Critics were quick to point out Saylor’s inconsistency. John Carvalho, CEO of Bitcoin payments firm Synonym, expressed disappointment in Saylor’s change of heart, particularly given the executive’s earlier claims that “Bitcoin is hope” for individuals seeking financial sovereignty.

Dear Mr. @Saylor,

One of your most famous memes (tropes?) is that “Bitcoin is hope.” I am curious what exactly that means if we must discount the “paranoid crypto anarchists” and their “tropes” as salesmen with ulterior motives.

Yes, there is a set of Bitcoiners that focus on… https://t.co/fMpVHOLd5a

— John Carvalho (@BitcoinErrorLog) October 21, 2024

Simon Dixon, author of “Bank to the Future,” suggested that Saylor’s shift was part of MicroStrategy’s long-term strategy to eventually offer collateralized loans using Bitcoin, thereby positioning itself as a central player in Bitcoin’s custodianship.

Let me translate:

“I’m downplaying the importance of #Bitcoin in self-custody because I’m about to offer you a collateralized loan through my new bank.” @saylor#Bitcoin anarchists: keep helping people gain freedom from banks, governments & central banks pic.twitter.com/T4v13JvDRF

— Simon Dixon (@SimonDixonTwitt) October 21, 2024

The Importance of Self-Custody in Bitcoin’s Decentralized Ecosystem

Buterin and other prominent figures like Jameson Lopp have pointed out the dangers inherent in Saylor’s pro-institution stance.

They argue that self-custody is not merely a personal choice but a fundamental aspect of Bitcoin’s decentralized architecture.

Lopp lists the risks of centralizing Bitcoin ownership within a few large financial institutions in his post.

Bitcoin self custody isn’t just about being a paranoid mountain man.

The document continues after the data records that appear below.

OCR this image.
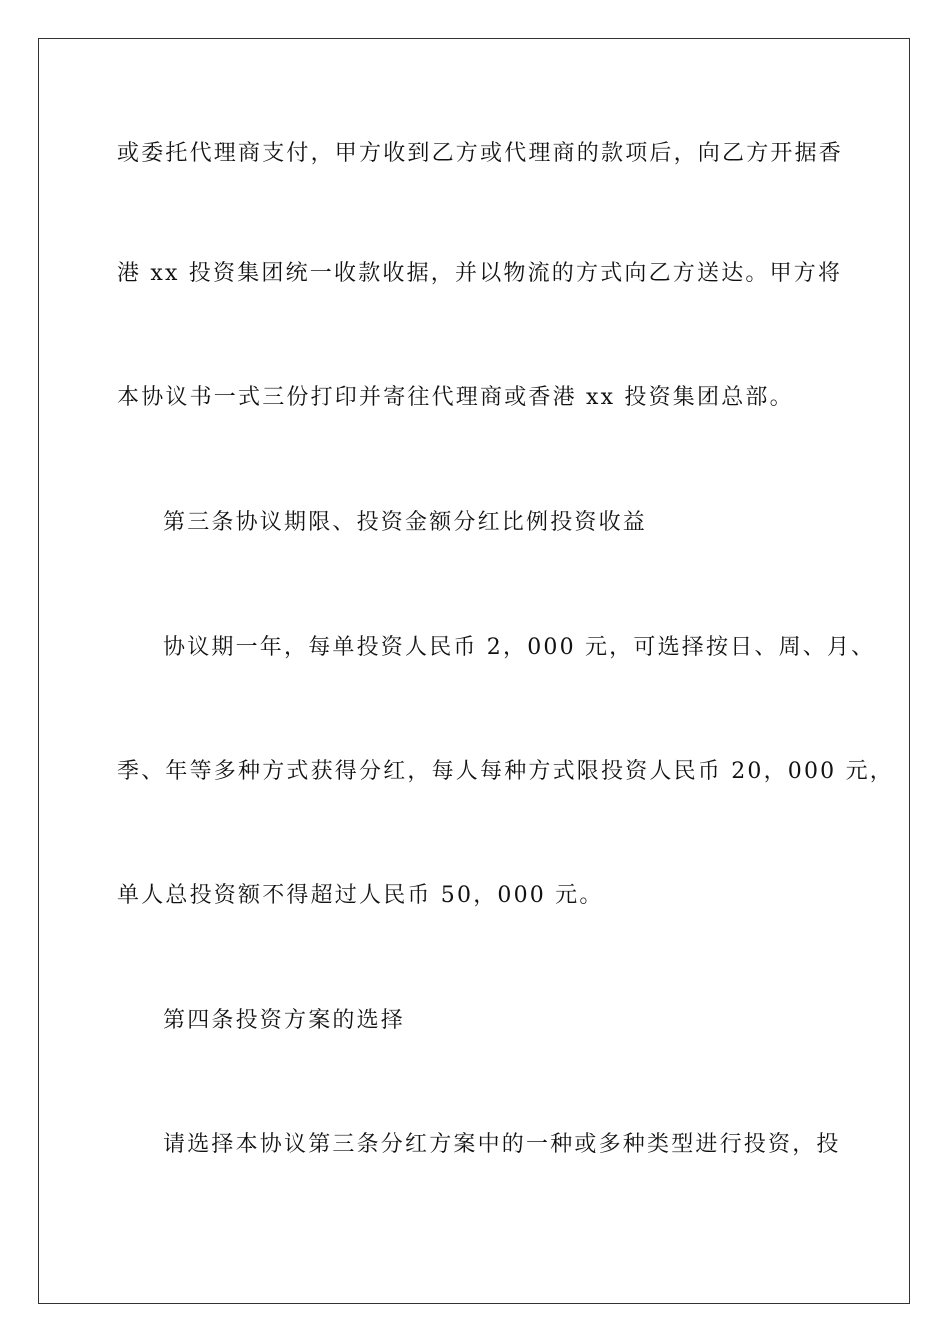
或委托代理商支付，甲方收到乙方或代理商的款项后，向乙方开据香
港 xx 投资集团统一收款收据，并以物流的方式向乙方送达。甲方将
本协议书一式三份打印并寄往代理商或香港 xx 投资集团总部。
第三条协议期限、投资金额分红比例投资收益
协议期一年，每单投资人民币 2，000 元，可选择按日、周、月、
季、年等多种方式获得分红，每人每种方式限投资人民币 20，000 元，
单人总投资额不得超过人民币 50，000 元。
第四条投资方案的选择
请选择本协议第三条分红方案中的一种或多种类型进行投资，投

There are many long-term negative ramifications to convincing people to trust third party custodians.

1. Centralizing coins into a few hands increases systemic risk of loss and seizure.
2. Bitcoiners get…

— Jameson Lopp (@lopp) October 22, 2024

He warned that such concentration of power could lead to the same systemic risks that Bitcoin was designed to avoid, including asset seizure and custodian misuse.

For Buterin, Saylor’s suggestion that Bitcoin should be housed in institutions engineered to be financial asset custodians undermines cryptocurrencies’ decentralized promise.

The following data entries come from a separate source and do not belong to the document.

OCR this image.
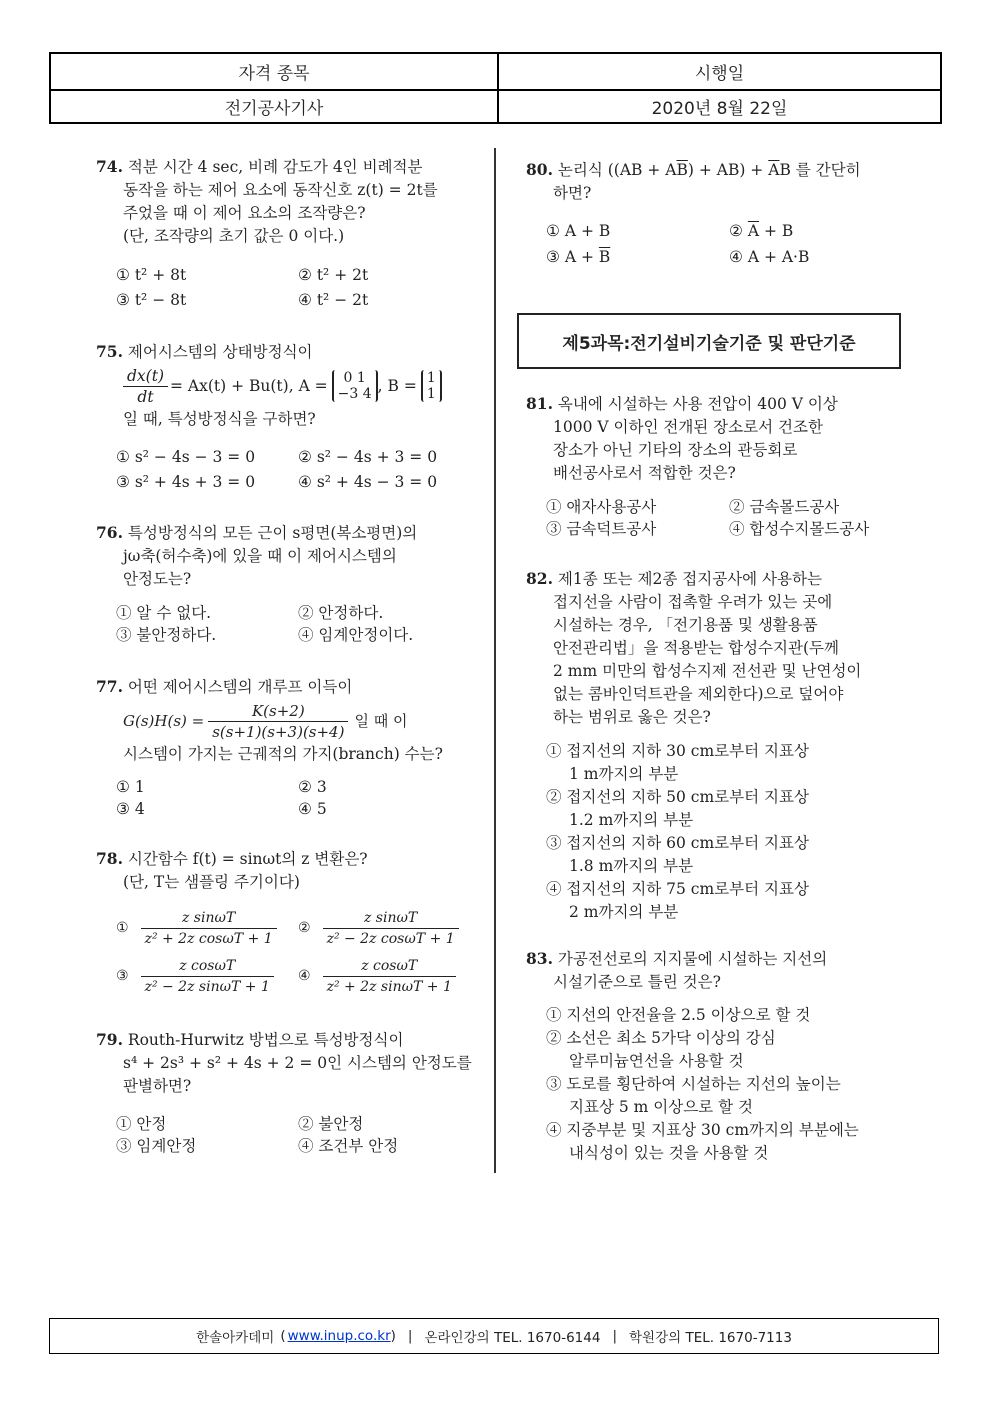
자격 종목	시행일
전기공사기사	2020년 8월 22일
74. 적분 시간 4 sec, 비례 감도가 4인 비례적분
동작을 하는 제어 요소에 동작신호 z(t) = 2t를
주었을 때 이 제어 요소의 조작량은?
(단, 조작량의 초기 값은 0 이다.)
① t² + 8t	② t² + 2t
③ t² − 8t	④ t² − 2t
75. 제어시스템의 상태방정식이
$\frac{dx(t)}{dt} = Ax(t) + Bu(t)$, A =	0 1
−3 4 , B = 1
1
일 때, 특성방정식을 구하면?
① s² − 4s − 3 = 0	② s² − 4s + 3 = 0
③ s² + 4s + 3 = 0	④ s² + 4s − 3 = 0
76. 특성방정식의 모든 근이 s평면(복소평면)의
jω축(허수축)에 있을 때 이 제어시스템의
안정도는?
① 알 수 없다.	② 안정하다.
③ 불안정하다.	④ 임계안정이다.
77. 어떤 제어시스템의 개루프 이득이
$G(s)H(s) = \frac{K(s+2)}{s(s+1)(s+3)(s+4)}$ 일 때 이
시스템이 가지는 근궤적의 가지(branch) 수는?
① 1	② 3
③ 4	④ 5
78. 시간함수 f(t) = sinωt의 z 변환은?
(단, T는 샘플링 주기이다)
① $\frac{\text{z sinωT}}{\text{z² + 2z cosωT + 1}}$ ② $\frac{\text{z sinωT}}{\text{z² − 2z cosωT + 1}}$
③ $\frac{\text{z cosωT}}{\text{z² − 2z sinωT + 1}}$ ④ $\frac{\text{z cosωT}}{\text{z² + 2z sinωT + 1}}$
79. Routh-Hurwitz 방법으로 특성방정식이
s⁴ + 2s³ + s² + 4s + 2 = 0인 시스템의 안정도를
판별하면?
① 안정	② 불안정
③ 임계안정	④ 조건부 안정
80. 논리식 $((AB + A\overline{B}) + AB) + \overline{A}B$ 를 간단히
하면?
① A + B	② $\overline{A} + B$
③ $A + \overline{B}$	④ A + A·B
제5과목:전기설비기술기준 및 판단기준
81. 옥내에 시설하는 사용 전압이 400 V 이상
1000 V 이하인 전개된 장소로서 건조한
장소가 아닌 기타의 장소의 관등회로
배선공사로서 적합한 것은?
① 애자사용공사	② 금속몰드공사
③ 금속덕트공사	④ 합성수지몰드공사
82. 제1종 또는 제2종 접지공사에 사용하는
접지선을 사람이 접촉할 우려가 있는 곳에
시설하는 경우, 「전기용품 및 생활용품
안전관리법」을 적용받는 합성수지관(두께
2 mm 미만의 합성수지제 전선관 및 난연성이
없는 콤바인덕트관을 제외한다)으로 덮어야
하는 범위로 옳은 것은?
① 접지선의 지하 30 cm로부터 지표상
1 m까지의 부분
② 접지선의 지하 50 cm로부터 지표상
1.2 m까지의 부분
③ 접지선의 지하 60 cm로부터 지표상
1.8 m까지의 부분
④ 접지선의 지하 75 cm로부터 지표상
2 m까지의 부분
83. 가공전선로의 지지물에 시설하는 지선의
시설기준으로 틀린 것은?
① 지선의 안전율을 2.5 이상으로 할 것
② 소선은 최소 5가닥 이상의 강심
알루미늄연선을 사용할 것
③ 도로를 횡단하여 시설하는 지선의 높이는
지표상 5 m 이상으로 할 것
④ 지중부분 및 지표상 30 cm까지의 부분에는
내식성이 있는 것을 사용할 것
한솔아카데미 ( www.inup.co.kr ) | 온라인강의 TEL. 1670-6144 | 학원강의 TEL. 1670-7113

“Saylor’s approach risks regulatory capture,”

Buterin warned that entrusting Bitcoin to institutions invested by lawmakers and regulators could ultimately weaken Bitcoin’s ability to operate outside the conventional financial system.

He argued that this goes against the very ethos of cryptocurrency, which is to offer individuals financial independence without reliance on centralized intermediaries.

Despite the uproar, some defend Saylor’s position, suggesting it targets institutions more than individual users.

Julian Figueroa, founder of “Get Based,” noted that while self-custody may be viable for individuals and small businesses, larger institutions with hundreds of employees would inevitably need to rely on custodians.

saylor’s target demographic is institutions, NOT individuals.

he is not speaking to YOU

institutions are not and never will be anarchists.

small businesses and plebs can have hardware wallets and sovereignty

200+ employee institutions, pensions or wealth funds do not have…

— Julian Figueroa (@kinetic_finance) October 21, 2024

Even so, the broader crypto community remains unconvinced, with many seeing Saylor’s shift as a betrayal of the principles he once stood for.